Founder of Health Rising and Phoenix Rising
Staff member
Interesting.

You may know that Dr. Rea in Dallas used sauna for detoxification purposes. As I remember he believes that more toxins are released into the gut via sauna than through the sweat. He has patients take fiber, oil and some supplements to bind the toxins in the gut before they can be reabsorbed back into the body.

Good luck with the diet!
 

lisapetrison

Active Member
What I have found is that when I have used a sauna at an okay gym in a city where I do reasonably okay, I can sweat gallons but that what I excrete feels pretty free of toxins (e.g. basically like salty water).

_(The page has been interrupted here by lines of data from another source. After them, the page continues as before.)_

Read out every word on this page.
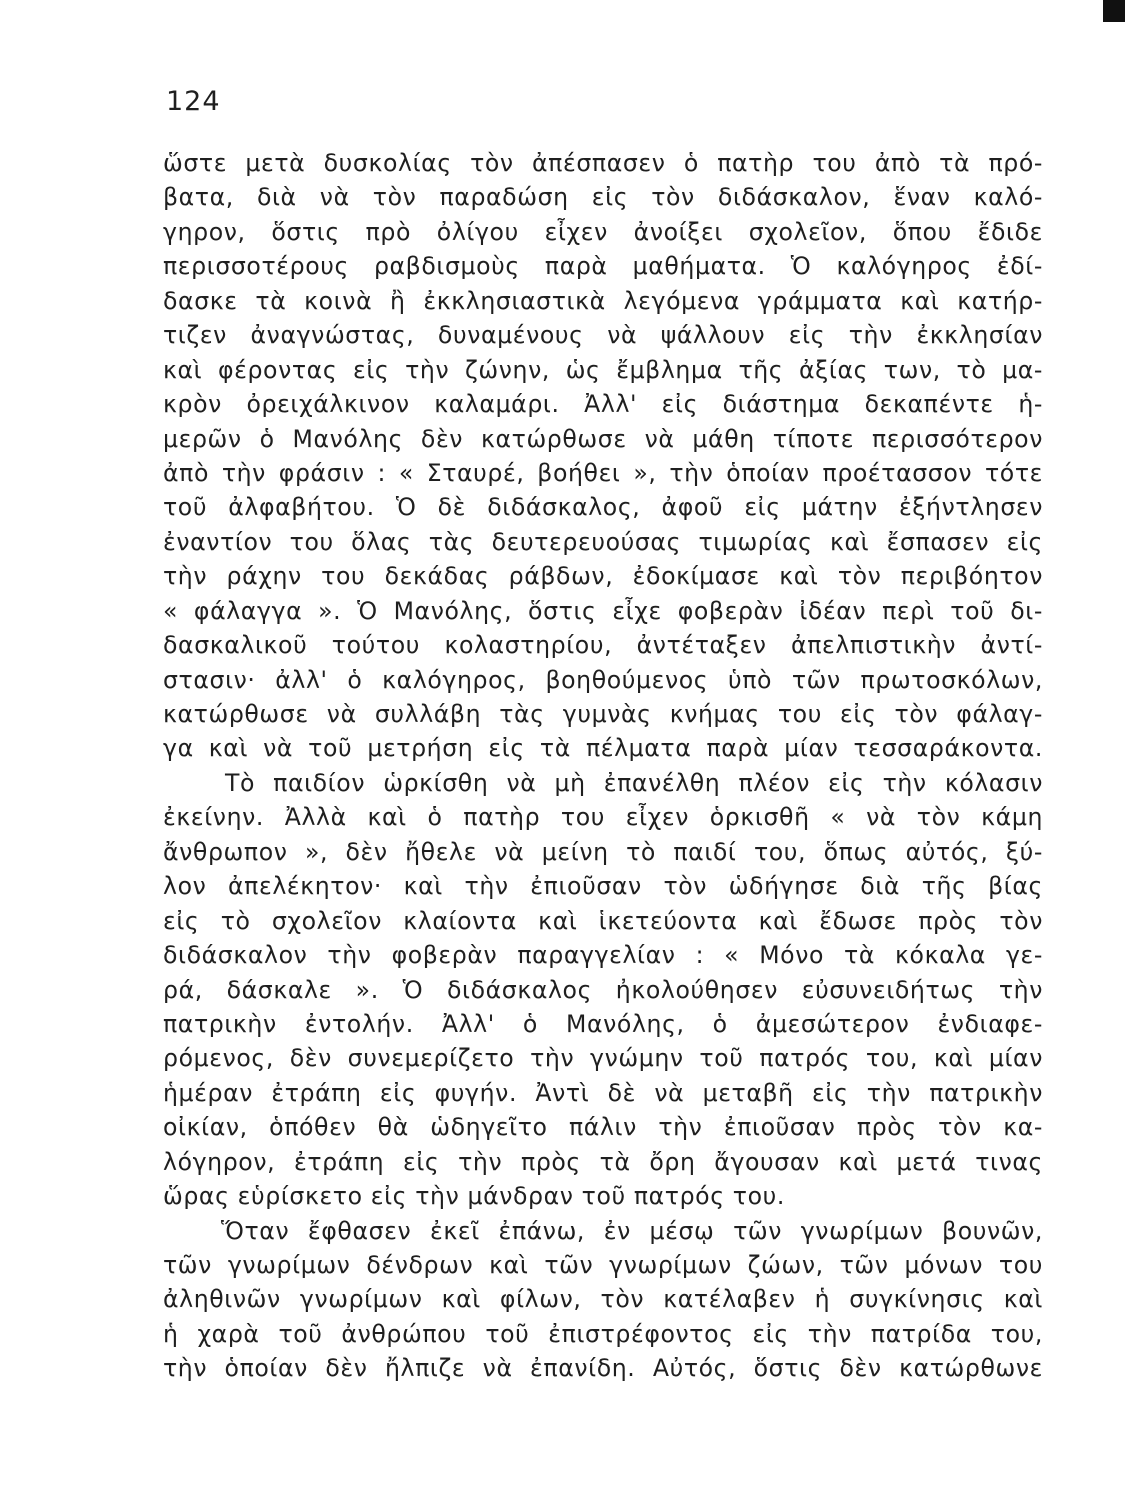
124
ὥστε μετὰ δυσκολίας τὸν ἀπέσπασεν ὁ πατὴρ του ἀπὸ τὰ πρό-
βατα, διὰ νὰ τὸν παραδώση εἰς τὸν διδάσκαλον, ἕναν καλό-
γηρον, ὅστις πρὸ ὀλίγου εἶχεν ἀνοίξει σχολεῖον, ὅπου ἔδιδε
περισσοτέρους ραβδισμοὺς παρὰ μαθήματα. Ὁ καλόγηρος ἐδί-
δασκε τὰ κοινὰ ἢ ἐκκλησιαστικὰ λεγόμενα γράμματα καὶ κατήρ-
τιζεν ἀναγνώστας, δυναμένους νὰ ψάλλουν εἰς τὴν ἐκκλησίαν
καὶ φέροντας εἰς τὴν ζώνην, ὡς ἔμβλημα τῆς ἀξίας των, τὸ μα-
κρὸν ὀρειχάλκινον καλαμάρι. Ἀλλ' εἰς διάστημα δεκαπέντε ἡ-
μερῶν ὁ Μανόλης δὲν κατώρθωσε νὰ μάθη τίποτε περισσότερον
ἀπὸ τὴν φράσιν : « Σταυρέ, βοήθει », τὴν ὁποίαν προέτασσον τότε
τοῦ ἀλφαβήτου. Ὁ δὲ διδάσκαλος, ἀφοῦ εἰς μάτην ἐξήντλησεν
ἐναντίον του ὅλας τὰς δευτερευούσας τιμωρίας καὶ ἔσπασεν εἰς
τὴν ράχην του δεκάδας ράβδων, ἐδοκίμασε καὶ τὸν περιβόητον
« φάλαγγα ». Ὁ Μανόλης, ὅστις εἶχε φοβερὰν ἰδέαν περὶ τοῦ δι-
δασκαλικοῦ τούτου κολαστηρίου, ἀντέταξεν ἀπελπιστικὴν ἀντί-
στασιν· ἀλλ' ὁ καλόγηρος, βοηθούμενος ὑπὸ τῶν πρωτοσκόλων,
κατώρθωσε νὰ συλλάβη τὰς γυμνὰς κνήμας του εἰς τὸν φάλαγ-
γα καὶ νὰ τοῦ μετρήση εἰς τὰ πέλματα παρὰ μίαν τεσσαράκοντα.
Τὸ παιδίον ὡρκίσθη νὰ μὴ ἐπανέλθη πλέον εἰς τὴν κόλασιν
ἐκείνην. Ἀλλὰ καὶ ὁ πατὴρ του εἶχεν ὁρκισθῆ « νὰ τὸν κάμη
ἄνθρωπον », δὲν ἤθελε νὰ μείνη τὸ παιδί του, ὅπως αὐτός, ξύ-
λον ἀπελέκητον· καὶ τὴν ἐπιοῦσαν τὸν ὡδήγησε διὰ τῆς βίας
εἰς τὸ σχολεῖον κλαίοντα καὶ ἱκετεύοντα καὶ ἔδωσε πρὸς τὸν
διδάσκαλον τὴν φοβερὰν παραγγελίαν : « Μόνο τὰ κόκαλα γε-
ρά, δάσκαλε ». Ὁ διδάσκαλος ἠκολούθησεν εὐσυνειδήτως τὴν
πατρικὴν ἐντολήν. Ἀλλ' ὁ Μανόλης, ὁ ἀμεσώτερον ἐνδιαφε-
ρόμενος, δὲν συνεμερίζετο τὴν γνώμην τοῦ πατρός του, καὶ μίαν
ἡμέραν ἐτράπη εἰς φυγήν. Ἀντὶ δὲ νὰ μεταβῆ εἰς τὴν πατρικὴν
οἰκίαν, ὁπόθεν θὰ ὡδηγεῖτο πάλιν τὴν ἐπιοῦσαν πρὸς τὸν κα-
λόγηρον, ἐτράπη εἰς τὴν πρὸς τὰ ὄρη ἄγουσαν καὶ μετά τινας
ὥρας εὑρίσκετο εἰς τὴν μάνδραν τοῦ πατρός του.
Ὅταν ἔφθασεν ἐκεῖ ἐπάνω, ἐν μέσῳ τῶν γνωρίμων βουνῶν,
τῶν γνωρίμων δένδρων καὶ τῶν γνωρίμων ζώων, τῶν μόνων του
ἀληθινῶν γνωρίμων καὶ φίλων, τὸν κατέλαβεν ἡ συγκίνησις καὶ
ἡ χαρὰ τοῦ ἀνθρώπου τοῦ ἐπιστρέφοντος εἰς τὴν πατρίδα του,
τὴν ὁποίαν δὲν ἤλπιζε νὰ ἐπανίδη. Αὐτός, ὅστις δὲν κατώρθωνε
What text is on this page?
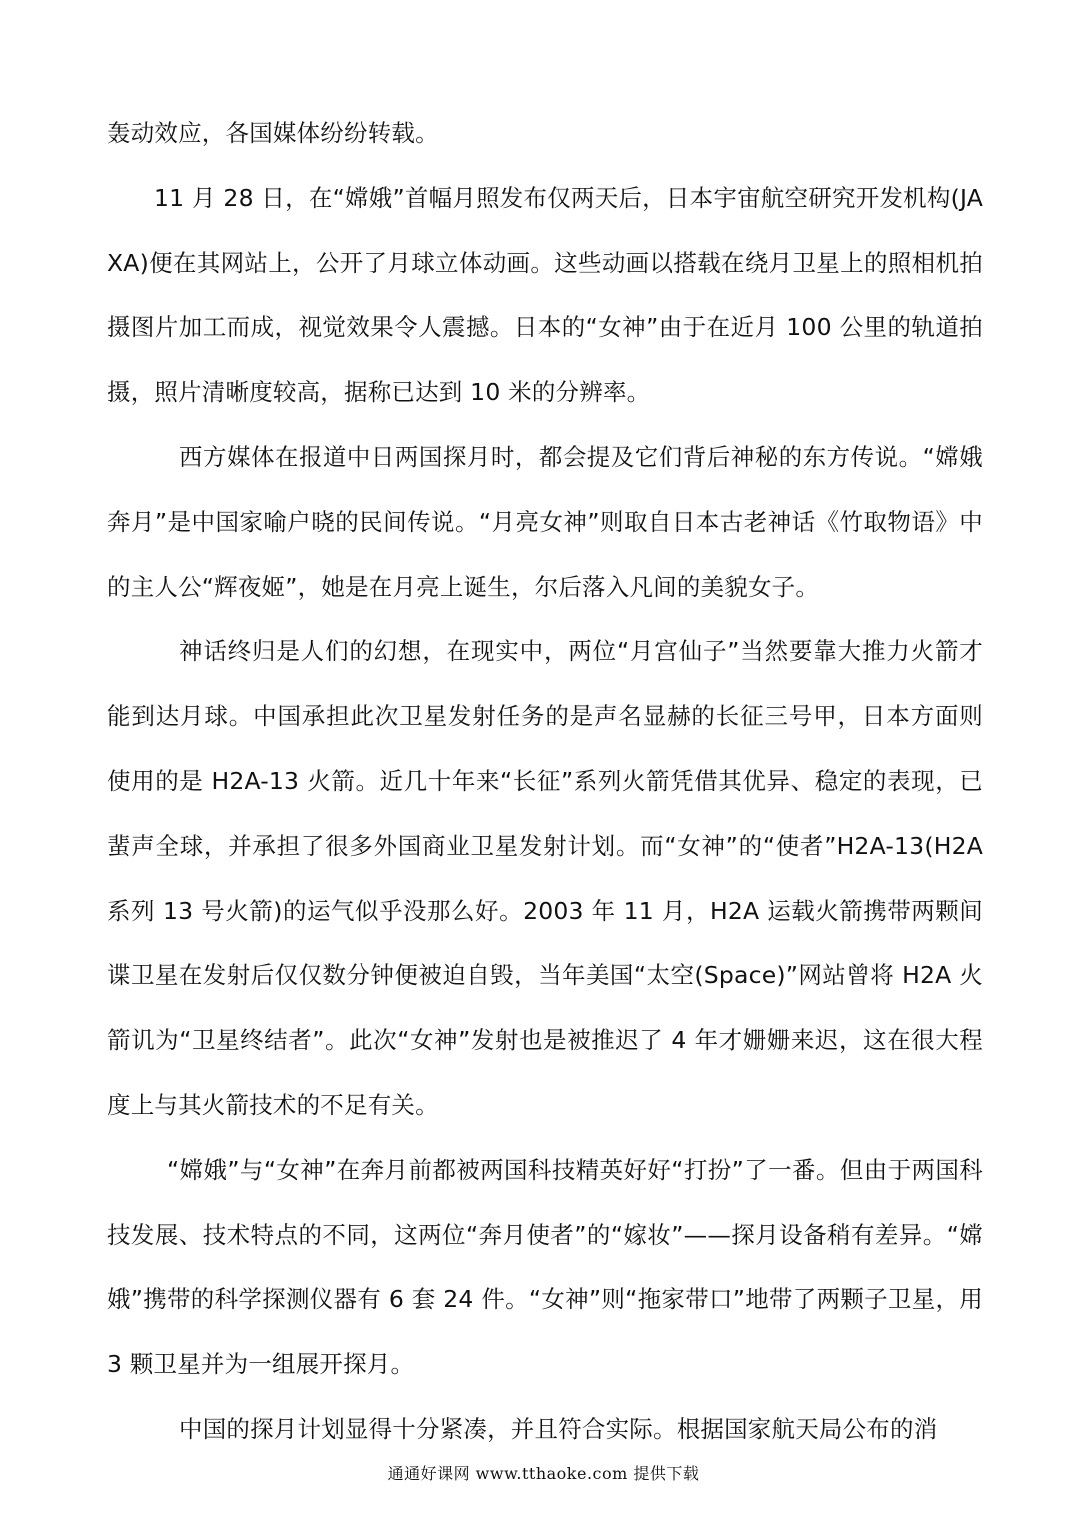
轰动效应，各国媒体纷纷转载。

11 月 28 日，在“嫦娥”首幅月照发布仅两天后，日本宇宙航空研究开发机构(JAXA)便在其网站上，公开了月球立体动画。这些动画以搭载在绕月卫星上的照相机拍摄图片加工而成，视觉效果令人震撼。日本的“女神”由于在近月 100 公里的轨道拍摄，照片清晰度较高，据称已达到 10 米的分辨率。

西方媒体在报道中日两国探月时，都会提及它们背后神秘的东方传说。“嫦娥奔月”是中国家喻户晓的民间传说。“月亮女神”则取自日本古老神话《竹取物语》中的主人公“辉夜姬”，她是在月亮上诞生，尔后落入凡间的美貌女子。

神话终归是人们的幻想，在现实中，两位“月宫仙子”当然要靠大推力火箭才能到达月球。中国承担此次卫星发射任务的是声名显赫的长征三号甲，日本方面则使用的是 H2A-13 火箭。近几十年来“长征”系列火箭凭借其优异、稳定的表现，已蜚声全球，并承担了很多外国商业卫星发射计划。而“女神”的“使者”H2A-13(H2A 系列 13 号火箭)的运气似乎没那么好。2003 年 11 月，H2A 运载火箭携带两颗间谍卫星在发射后仅仅数分钟便被迫自毁，当年美国“太空(Space)”网站曾将 H2A 火箭讥为“卫星终结者”。此次“女神”发射也是被推迟了 4 年才姗姗来迟，这在很大程度上与其火箭技术的不足有关。

“嫦娥”与“女神”在奔月前都被两国科技精英好好“打扮”了一番。但由于两国科技发展、技术特点的不同，这两位“奔月使者”的“嫁妆”——探月设备稍有差异。“嫦娥”携带的科学探测仪器有 6 套 24 件。“女神”则“拖家带口”地带了两颗子卫星，用 3 颗卫星并为一组展开探月。

中国的探月计划显得十分紧凑，并且符合实际。根据国家航天局公布的消

通通好课网 www.tthaoke.com 提供下载
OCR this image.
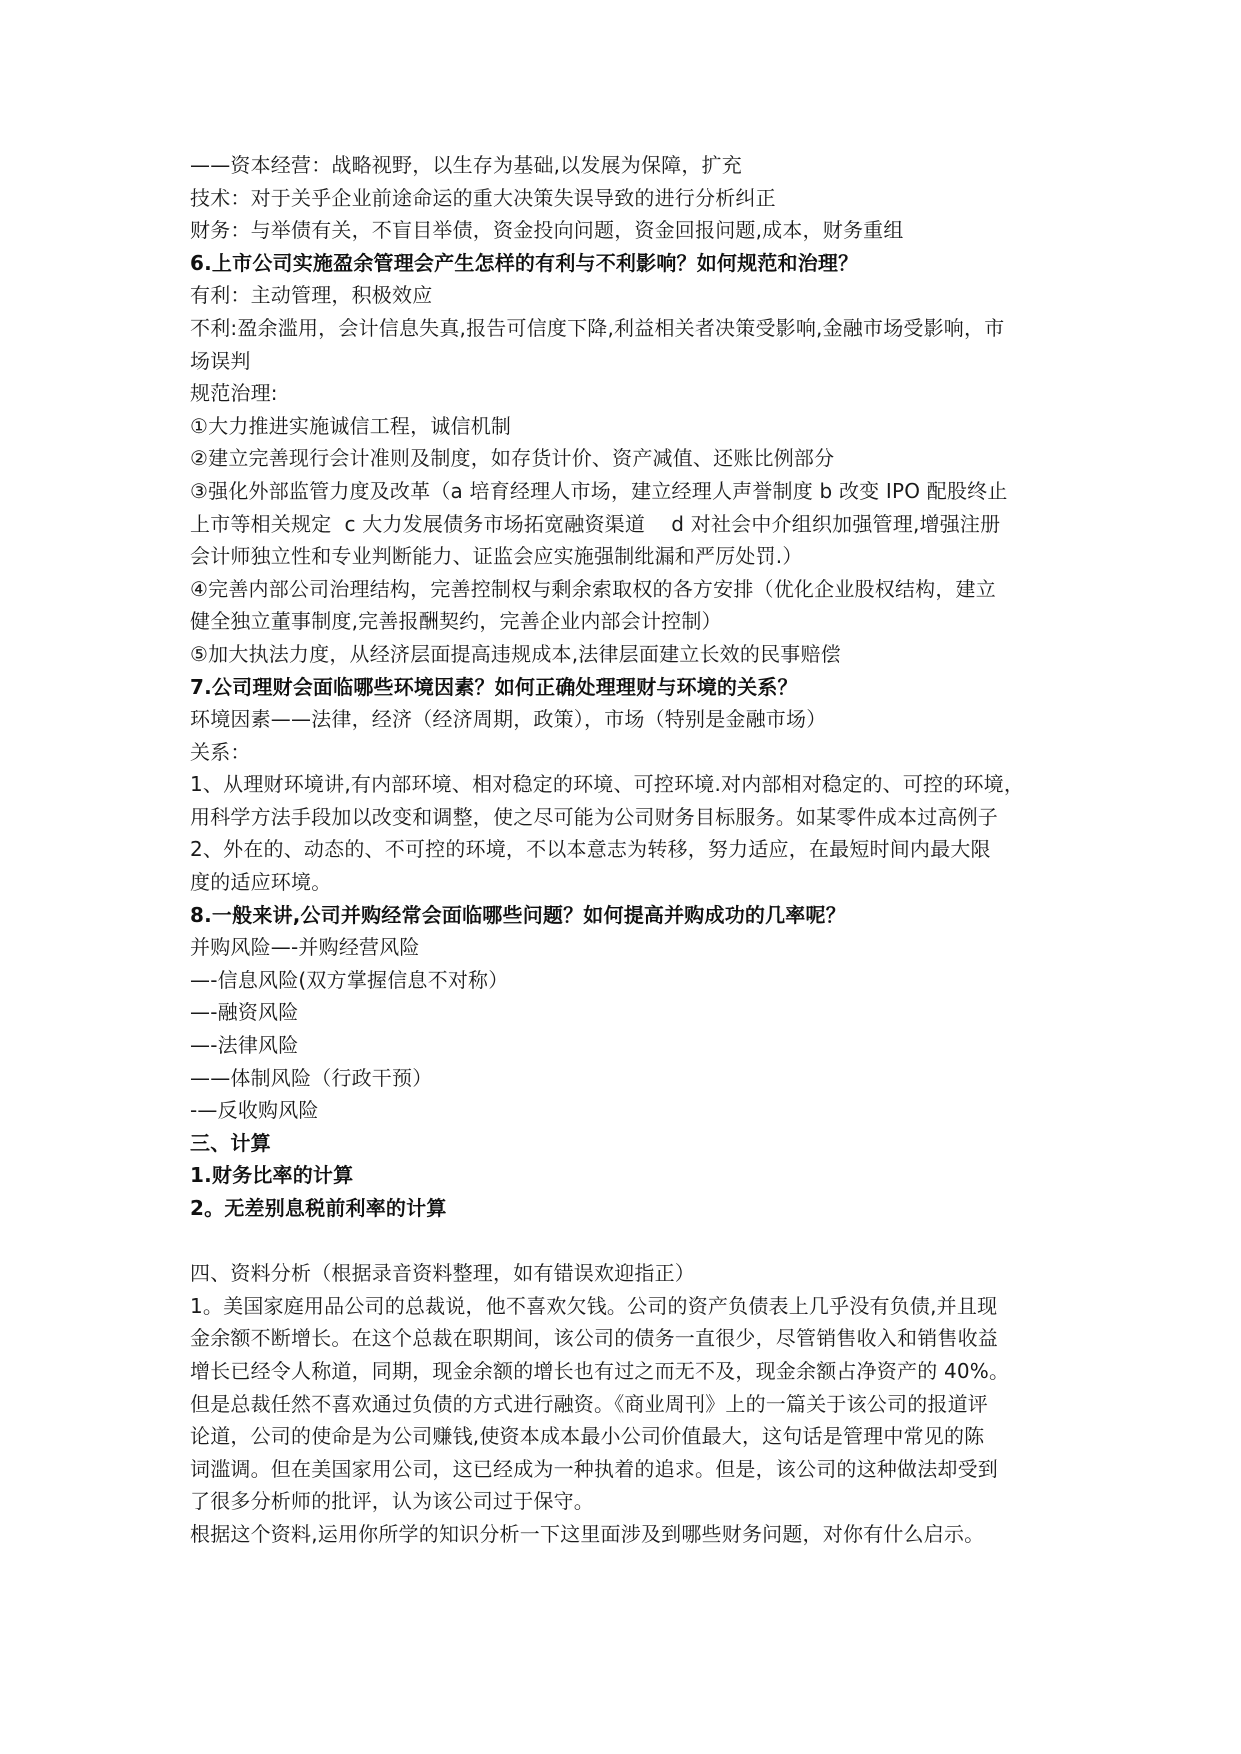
——资本经营：战略视野，以生存为基础,以发展为保障，扩充
技术：对于关乎企业前途命运的重大决策失误导致的进行分析纠正
财务：与举债有关，不盲目举债，资金投向问题，资金回报问题,成本，财务重组
6.上市公司实施盈余管理会产生怎样的有利与不利影响？如何规范和治理？
有利：主动管理，积极效应
不利:盈余滥用，会计信息失真,报告可信度下降,利益相关者决策受影响,金融市场受影响，市
场误判
规范治理:
①大力推进实施诚信工程，诚信机制
②建立完善现行会计准则及制度，如存货计价、资产减值、还账比例部分
③强化外部监管力度及改革（a 培育经理人市场，建立经理人声誉制度 b 改变 IPO 配股终止
上市等相关规定  c 大力发展债务市场拓宽融资渠道    d 对社会中介组织加强管理,增强注册
会计师独立性和专业判断能力、证监会应实施强制纰漏和严厉处罚.）
④完善内部公司治理结构，完善控制权与剩余索取权的各方安排（优化企业股权结构，建立
健全独立董事制度,完善报酬契约，完善企业内部会计控制）
⑤加大执法力度，从经济层面提高违规成本,法律层面建立长效的民事赔偿
7.公司理财会面临哪些环境因素？如何正确处理理财与环境的关系？
环境因素——法律，经济（经济周期，政策），市场（特别是金融市场）
关系：
1、从理财环境讲,有内部环境、相对稳定的环境、可控环境.对内部相对稳定的、可控的环境，
用科学方法手段加以改变和调整，使之尽可能为公司财务目标服务。如某零件成本过高例子
2、外在的、动态的、不可控的环境，不以本意志为转移，努力适应，在最短时间内最大限
度的适应环境。
8.一般来讲,公司并购经常会面临哪些问题？如何提高并购成功的几率呢？
并购风险—-并购经营风险
—-信息风险(双方掌握信息不对称）
—-融资风险
—-法律风险
——体制风险（行政干预）
-—反收购风险
三、计算
1.财务比率的计算
2。无差别息税前利率的计算
四、资料分析（根据录音资料整理，如有错误欢迎指正）
1。美国家庭用品公司的总裁说，他不喜欢欠钱。公司的资产负债表上几乎没有负债,并且现
金余额不断增长。在这个总裁在职期间，该公司的债务一直很少，尽管销售收入和销售收益
增长已经令人称道，同期，现金余额的增长也有过之而无不及，现金余额占净资产的 40%。
但是总裁任然不喜欢通过负债的方式进行融资。《商业周刊》上的一篇关于该公司的报道评
论道，公司的使命是为公司赚钱,使资本成本最小公司价值最大，这句话是管理中常见的陈
词滥调。但在美国家用公司，这已经成为一种执着的追求。但是，该公司的这种做法却受到
了很多分析师的批评，认为该公司过于保守。
根据这个资料,运用你所学的知识分析一下这里面涉及到哪些财务问题，对你有什么启示。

On the other hand, if I am tent camping in a really pristine warm location and then go for a hike, my sweat very often feels REALLY disgusting.

So I am going to suggest that sitting in a sauna in a building with an air filter running in Dallas does not count as "sweating in a pristine place."

And that the results that Dr. Rea is reporting may be due to that. And thus should not necessarily be taken as definitive evidence that toxins never can be removed directly through the sweat.

:)
 

Remy

Administrator
Many veggies are high in lectins which are also extremely inflammatory to the gut.

I wonder if the benefit of FODMAPS is actually coming from the lectin avoidance?